Oyó que la puerta de un coche se abría y se cerraba.
—Estamos en camino —le informó el detective.
La línea enmudeció por un momento mientras Stell cubría el micrófono del
teléfono e impartía órdenes.
—Recuerde —dijo Serena— que deben esperar afuera…
—Conozco las órdenes —respondió—. No la llamo por eso.
Serena vio los carteles del edificio abandonado y aminoró el paso.
—¿Qué sucede, entonces?
—El señor Ever me hizo enviar agentes a un bar para que limpiaran la escena
de un incidente.
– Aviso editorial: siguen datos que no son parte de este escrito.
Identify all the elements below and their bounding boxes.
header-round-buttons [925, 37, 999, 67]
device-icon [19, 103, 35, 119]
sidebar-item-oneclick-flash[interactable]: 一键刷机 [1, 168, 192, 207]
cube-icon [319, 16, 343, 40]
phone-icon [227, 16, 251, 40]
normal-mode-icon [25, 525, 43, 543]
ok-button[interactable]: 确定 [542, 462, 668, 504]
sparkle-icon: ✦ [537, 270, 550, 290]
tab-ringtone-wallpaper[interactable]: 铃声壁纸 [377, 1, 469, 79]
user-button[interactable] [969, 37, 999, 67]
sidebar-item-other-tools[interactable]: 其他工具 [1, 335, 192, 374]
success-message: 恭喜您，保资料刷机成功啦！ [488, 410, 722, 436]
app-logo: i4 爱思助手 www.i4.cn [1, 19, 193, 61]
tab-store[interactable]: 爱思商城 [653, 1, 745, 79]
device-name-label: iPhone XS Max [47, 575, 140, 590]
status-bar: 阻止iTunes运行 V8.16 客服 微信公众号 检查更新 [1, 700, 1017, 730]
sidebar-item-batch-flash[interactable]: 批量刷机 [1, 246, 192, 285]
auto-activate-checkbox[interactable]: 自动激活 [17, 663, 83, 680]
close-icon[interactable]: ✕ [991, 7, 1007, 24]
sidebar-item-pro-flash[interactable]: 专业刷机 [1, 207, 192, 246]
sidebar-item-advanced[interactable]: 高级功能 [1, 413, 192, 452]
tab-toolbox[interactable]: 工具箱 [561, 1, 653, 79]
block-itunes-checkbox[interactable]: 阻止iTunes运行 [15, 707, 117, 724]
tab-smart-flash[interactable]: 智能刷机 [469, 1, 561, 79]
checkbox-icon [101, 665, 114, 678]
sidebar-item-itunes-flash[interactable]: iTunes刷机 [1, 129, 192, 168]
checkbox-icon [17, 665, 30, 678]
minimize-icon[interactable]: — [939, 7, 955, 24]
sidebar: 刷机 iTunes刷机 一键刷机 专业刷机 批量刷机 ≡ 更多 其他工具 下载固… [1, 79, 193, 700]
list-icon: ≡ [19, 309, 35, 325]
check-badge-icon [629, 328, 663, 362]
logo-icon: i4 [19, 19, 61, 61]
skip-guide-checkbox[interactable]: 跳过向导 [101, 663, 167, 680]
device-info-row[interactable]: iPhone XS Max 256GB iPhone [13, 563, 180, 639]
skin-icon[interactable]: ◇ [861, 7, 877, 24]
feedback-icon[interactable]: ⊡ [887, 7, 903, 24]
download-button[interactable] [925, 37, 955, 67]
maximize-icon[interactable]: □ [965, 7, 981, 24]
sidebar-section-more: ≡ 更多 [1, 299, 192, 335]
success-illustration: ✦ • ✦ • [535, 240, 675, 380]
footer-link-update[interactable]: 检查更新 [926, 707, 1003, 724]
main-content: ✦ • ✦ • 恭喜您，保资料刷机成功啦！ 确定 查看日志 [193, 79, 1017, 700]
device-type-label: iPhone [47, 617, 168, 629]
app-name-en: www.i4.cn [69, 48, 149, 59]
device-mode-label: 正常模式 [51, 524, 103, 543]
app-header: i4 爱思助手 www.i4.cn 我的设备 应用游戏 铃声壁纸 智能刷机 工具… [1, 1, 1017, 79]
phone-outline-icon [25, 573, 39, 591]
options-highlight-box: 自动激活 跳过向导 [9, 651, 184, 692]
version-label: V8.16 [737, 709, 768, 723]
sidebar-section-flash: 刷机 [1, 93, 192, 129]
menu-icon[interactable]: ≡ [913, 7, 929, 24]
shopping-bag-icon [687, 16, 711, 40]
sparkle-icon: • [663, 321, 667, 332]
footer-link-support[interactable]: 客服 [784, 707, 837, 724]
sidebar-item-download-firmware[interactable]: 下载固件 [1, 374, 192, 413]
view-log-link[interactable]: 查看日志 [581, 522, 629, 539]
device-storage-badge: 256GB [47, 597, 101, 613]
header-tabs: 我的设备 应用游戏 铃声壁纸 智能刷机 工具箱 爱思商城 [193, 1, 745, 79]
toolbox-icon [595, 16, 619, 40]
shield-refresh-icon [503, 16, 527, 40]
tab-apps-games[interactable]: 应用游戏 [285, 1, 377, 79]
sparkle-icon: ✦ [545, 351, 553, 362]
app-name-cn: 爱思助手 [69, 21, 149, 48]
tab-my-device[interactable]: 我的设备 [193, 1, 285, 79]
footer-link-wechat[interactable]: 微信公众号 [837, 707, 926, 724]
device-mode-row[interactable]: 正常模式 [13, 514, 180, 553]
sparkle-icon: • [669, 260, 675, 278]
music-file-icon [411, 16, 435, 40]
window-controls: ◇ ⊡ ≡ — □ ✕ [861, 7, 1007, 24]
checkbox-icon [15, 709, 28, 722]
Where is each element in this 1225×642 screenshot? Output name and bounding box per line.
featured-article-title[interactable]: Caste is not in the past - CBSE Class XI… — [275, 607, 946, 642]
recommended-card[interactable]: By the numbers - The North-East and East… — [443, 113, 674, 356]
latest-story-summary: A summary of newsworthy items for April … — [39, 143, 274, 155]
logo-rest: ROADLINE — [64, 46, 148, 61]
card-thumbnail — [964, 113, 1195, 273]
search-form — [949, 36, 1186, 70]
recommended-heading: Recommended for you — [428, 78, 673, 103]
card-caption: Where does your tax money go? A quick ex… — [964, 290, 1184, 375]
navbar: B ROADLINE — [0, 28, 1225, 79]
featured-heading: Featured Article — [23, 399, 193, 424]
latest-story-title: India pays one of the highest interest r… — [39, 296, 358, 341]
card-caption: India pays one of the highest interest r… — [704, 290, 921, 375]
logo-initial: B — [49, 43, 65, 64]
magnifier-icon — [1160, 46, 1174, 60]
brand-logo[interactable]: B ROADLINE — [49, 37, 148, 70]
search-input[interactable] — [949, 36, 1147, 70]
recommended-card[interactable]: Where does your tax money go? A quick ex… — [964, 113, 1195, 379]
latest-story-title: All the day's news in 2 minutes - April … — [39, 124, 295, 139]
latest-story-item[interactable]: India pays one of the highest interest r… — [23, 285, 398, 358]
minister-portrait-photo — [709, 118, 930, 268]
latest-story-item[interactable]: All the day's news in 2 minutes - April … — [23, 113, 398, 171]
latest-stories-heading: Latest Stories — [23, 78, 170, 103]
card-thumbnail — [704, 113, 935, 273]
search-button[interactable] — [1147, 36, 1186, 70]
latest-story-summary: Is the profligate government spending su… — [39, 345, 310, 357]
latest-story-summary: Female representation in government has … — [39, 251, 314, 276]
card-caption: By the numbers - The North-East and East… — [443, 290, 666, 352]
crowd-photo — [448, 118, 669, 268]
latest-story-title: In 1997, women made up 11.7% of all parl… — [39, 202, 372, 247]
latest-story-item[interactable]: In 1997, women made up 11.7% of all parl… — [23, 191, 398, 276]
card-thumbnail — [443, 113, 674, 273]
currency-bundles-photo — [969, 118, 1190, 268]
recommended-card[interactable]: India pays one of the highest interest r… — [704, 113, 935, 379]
Supuestamente había un cadáver.
—Sí, el de Mitchell Turner —respondió Serena.
—Acaban de llamarme los agentes. No había ningún cadáver. Ni rastros de
que lo hubiera habido.
Las botas de Serena aminoraron el paso y se detuvieron.
—No sé lo que está ocurriendo —prosiguió Stell—, pero es la segunda vez
que las cosas no salen como deberían y…
—Y no llamó a Eli —lo interrumpió en voz baja.
—Disculpe si he hecho mal…
—¿Por qué me ha llamado a mí?
—Confío en usted —respondió el detective, sin vacilar.
—¿Y en Eli?
—Confío en usted —repitió.
El corazón de Serena se aceleró un poquito, tanto por la pequeña muestra de
evasión del detective, el desafío que implicaba, como por el control que ella
ejercía sobre él. Empezó a caminar nuevamente.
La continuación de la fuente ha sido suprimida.